4.5 Comparison with Other Saliency Prediction Models

We compared our proposed model on the two benchmark datasets against with six other state-of-the-art models, namely, Qi’s [39], Fang’s [35], DeepFix [36], ML-net [37], DVA [14], and iSEEL [38]. Note that all the saliency maps of above models are obtained by running source codes with recommended parameters. For fair comparison, we trained all models on NCTU and NUS datasets. Table 2 presents the quantitative results of different models, and we show a visual comparison between selective six models and our proposed model in Fig. 5.

Table 2. CC, KLDiv, AUC and NSS comparisons of different models
Fig. 5.
figure 5

Visual comparison between selective six models and our proposed model: we comparing with six saliency prediction models; column 1 shows origin left images, column 2 represents the ground truth, column 3 is our proposed method, and column 4 to 9 represents the saliency prediction models from [14, 35,36,37,38,39].

For stimuli-driven scenes, no matter the discrimination between targets and background is explicit (see row 1, 3), or implicit (see row 4, 7), our model can handle effectively.
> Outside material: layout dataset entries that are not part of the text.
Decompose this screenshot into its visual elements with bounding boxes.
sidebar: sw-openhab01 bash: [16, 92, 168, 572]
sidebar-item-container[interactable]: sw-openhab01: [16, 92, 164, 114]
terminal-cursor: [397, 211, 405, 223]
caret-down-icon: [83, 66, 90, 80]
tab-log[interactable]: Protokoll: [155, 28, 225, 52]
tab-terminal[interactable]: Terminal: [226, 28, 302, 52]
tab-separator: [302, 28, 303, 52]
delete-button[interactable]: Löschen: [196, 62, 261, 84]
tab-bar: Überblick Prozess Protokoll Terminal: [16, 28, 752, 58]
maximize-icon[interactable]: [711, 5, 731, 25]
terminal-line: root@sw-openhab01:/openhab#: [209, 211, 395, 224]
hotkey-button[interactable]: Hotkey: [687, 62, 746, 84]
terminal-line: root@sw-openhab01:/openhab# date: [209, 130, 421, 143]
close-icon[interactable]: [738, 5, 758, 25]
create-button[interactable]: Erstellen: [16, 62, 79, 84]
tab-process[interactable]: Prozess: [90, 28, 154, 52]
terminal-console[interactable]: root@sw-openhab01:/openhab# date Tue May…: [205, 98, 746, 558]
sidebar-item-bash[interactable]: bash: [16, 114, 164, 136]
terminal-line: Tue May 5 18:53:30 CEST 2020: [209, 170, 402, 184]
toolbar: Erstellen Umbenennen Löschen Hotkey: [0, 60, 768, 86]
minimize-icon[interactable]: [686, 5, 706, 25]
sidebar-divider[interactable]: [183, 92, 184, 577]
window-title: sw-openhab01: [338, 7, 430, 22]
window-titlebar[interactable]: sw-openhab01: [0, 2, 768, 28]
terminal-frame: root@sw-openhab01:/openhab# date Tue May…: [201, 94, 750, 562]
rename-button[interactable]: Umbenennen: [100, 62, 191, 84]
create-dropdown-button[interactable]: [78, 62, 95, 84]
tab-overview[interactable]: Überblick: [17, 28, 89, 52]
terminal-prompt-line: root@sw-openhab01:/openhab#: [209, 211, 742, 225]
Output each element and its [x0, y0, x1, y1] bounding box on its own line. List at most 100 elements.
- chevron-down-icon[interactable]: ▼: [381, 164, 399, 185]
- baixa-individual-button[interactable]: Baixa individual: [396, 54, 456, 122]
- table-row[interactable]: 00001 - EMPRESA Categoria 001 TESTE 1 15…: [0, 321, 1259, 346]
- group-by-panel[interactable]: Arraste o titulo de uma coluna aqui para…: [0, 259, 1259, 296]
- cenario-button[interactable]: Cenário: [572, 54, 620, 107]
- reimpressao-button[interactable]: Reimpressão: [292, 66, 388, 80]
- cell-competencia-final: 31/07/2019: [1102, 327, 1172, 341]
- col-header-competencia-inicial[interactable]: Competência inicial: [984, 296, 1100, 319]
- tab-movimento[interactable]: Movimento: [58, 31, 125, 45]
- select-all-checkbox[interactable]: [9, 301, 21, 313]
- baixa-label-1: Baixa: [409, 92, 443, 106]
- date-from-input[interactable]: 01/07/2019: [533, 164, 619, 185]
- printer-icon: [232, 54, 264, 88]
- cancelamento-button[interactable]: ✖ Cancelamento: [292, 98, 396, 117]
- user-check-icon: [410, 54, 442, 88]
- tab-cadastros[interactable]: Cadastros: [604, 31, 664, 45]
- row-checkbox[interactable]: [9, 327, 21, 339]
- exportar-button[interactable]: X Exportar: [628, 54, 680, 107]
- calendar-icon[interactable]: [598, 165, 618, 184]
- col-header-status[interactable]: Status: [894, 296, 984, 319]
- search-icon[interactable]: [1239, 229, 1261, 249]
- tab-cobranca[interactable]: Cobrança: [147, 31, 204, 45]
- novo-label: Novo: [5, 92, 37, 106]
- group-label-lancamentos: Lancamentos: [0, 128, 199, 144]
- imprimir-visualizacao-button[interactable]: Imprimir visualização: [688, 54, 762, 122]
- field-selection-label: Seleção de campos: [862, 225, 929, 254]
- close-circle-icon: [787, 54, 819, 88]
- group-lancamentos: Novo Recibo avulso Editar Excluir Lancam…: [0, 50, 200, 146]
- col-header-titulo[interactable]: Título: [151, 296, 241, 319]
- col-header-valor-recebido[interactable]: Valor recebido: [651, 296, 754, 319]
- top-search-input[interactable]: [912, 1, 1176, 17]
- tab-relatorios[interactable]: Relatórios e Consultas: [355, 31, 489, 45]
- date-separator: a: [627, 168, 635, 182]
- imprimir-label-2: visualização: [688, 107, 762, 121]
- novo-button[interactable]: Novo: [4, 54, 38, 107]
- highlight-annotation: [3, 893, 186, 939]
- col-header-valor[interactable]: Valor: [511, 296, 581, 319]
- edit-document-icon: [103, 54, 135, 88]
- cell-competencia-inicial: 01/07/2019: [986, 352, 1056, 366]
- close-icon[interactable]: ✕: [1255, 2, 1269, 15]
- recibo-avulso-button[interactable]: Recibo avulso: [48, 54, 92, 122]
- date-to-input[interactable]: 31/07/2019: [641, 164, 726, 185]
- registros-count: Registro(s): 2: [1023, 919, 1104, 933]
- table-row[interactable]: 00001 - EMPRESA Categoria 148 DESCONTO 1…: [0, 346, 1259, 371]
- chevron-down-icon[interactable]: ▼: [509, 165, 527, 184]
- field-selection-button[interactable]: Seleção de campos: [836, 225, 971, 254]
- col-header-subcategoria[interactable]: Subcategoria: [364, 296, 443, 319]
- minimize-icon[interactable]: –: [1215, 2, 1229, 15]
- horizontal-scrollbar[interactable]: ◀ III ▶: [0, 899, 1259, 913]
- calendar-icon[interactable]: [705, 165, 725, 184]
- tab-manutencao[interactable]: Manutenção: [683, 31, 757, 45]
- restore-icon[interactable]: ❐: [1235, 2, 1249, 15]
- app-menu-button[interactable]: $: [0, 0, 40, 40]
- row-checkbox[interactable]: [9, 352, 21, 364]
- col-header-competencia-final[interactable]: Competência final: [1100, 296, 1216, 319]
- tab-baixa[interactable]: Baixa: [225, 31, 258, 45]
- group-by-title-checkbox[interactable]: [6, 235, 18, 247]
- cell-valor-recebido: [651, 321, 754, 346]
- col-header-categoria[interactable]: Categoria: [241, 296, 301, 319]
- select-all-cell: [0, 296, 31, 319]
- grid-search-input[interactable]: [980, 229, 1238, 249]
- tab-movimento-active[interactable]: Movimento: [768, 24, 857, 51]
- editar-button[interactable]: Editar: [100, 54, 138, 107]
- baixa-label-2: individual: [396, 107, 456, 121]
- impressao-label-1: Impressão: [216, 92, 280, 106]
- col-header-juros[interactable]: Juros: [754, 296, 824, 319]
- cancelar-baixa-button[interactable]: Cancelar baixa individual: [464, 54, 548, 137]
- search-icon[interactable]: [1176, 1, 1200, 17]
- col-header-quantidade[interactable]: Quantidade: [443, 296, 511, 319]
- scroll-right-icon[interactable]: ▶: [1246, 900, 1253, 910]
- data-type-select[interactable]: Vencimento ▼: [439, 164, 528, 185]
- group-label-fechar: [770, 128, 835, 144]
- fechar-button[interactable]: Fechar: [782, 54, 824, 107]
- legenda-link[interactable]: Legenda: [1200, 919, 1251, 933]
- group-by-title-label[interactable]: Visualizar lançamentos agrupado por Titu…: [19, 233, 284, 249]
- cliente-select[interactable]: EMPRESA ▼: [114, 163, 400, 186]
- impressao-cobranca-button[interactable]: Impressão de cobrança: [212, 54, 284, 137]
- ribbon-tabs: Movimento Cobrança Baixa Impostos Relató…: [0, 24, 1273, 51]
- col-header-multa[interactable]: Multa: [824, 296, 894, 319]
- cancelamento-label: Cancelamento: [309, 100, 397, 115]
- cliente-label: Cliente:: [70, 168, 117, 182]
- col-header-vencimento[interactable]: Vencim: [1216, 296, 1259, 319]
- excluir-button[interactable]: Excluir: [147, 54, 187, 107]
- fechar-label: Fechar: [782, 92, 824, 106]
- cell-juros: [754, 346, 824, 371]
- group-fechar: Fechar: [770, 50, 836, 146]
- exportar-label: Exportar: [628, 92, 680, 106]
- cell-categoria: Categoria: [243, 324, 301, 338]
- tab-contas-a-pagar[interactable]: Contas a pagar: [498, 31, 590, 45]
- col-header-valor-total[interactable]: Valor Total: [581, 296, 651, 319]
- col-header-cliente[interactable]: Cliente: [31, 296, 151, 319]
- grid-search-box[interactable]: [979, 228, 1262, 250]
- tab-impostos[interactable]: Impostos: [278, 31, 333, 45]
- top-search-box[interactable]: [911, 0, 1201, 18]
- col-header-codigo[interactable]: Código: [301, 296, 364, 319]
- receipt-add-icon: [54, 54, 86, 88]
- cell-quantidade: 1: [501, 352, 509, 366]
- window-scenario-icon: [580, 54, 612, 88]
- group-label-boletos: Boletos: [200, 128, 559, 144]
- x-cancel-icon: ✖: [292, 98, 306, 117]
For task-driven scenes, our model can predict faces (see row 2, 5, 8) and people in complex background (see row 6). As for the scenes are influenced by light (see row 9, 10), our attention mechanism locates the salient objects appropriately. It can be seen that our method is capable of ignoring disturbed background and highlighting salient objects in various scenes.

5 Conclusion

In this paper, we proposed an asymmetric attention-based network. Concretely, in bottom-up streams, we capture multi-scale and multi-level features of RGB and paired depth images. In top-down streams for cross-modal features, incorporating with global guidance information and features from parallel layers, we introduce a channel-wise attention model to enhance salient feature representation. Experimental results show that our model out-performs six state-of-the-art models. For the future work, we expect the proposed model can be applied in other 3D scenarios including video object detection and object tracking.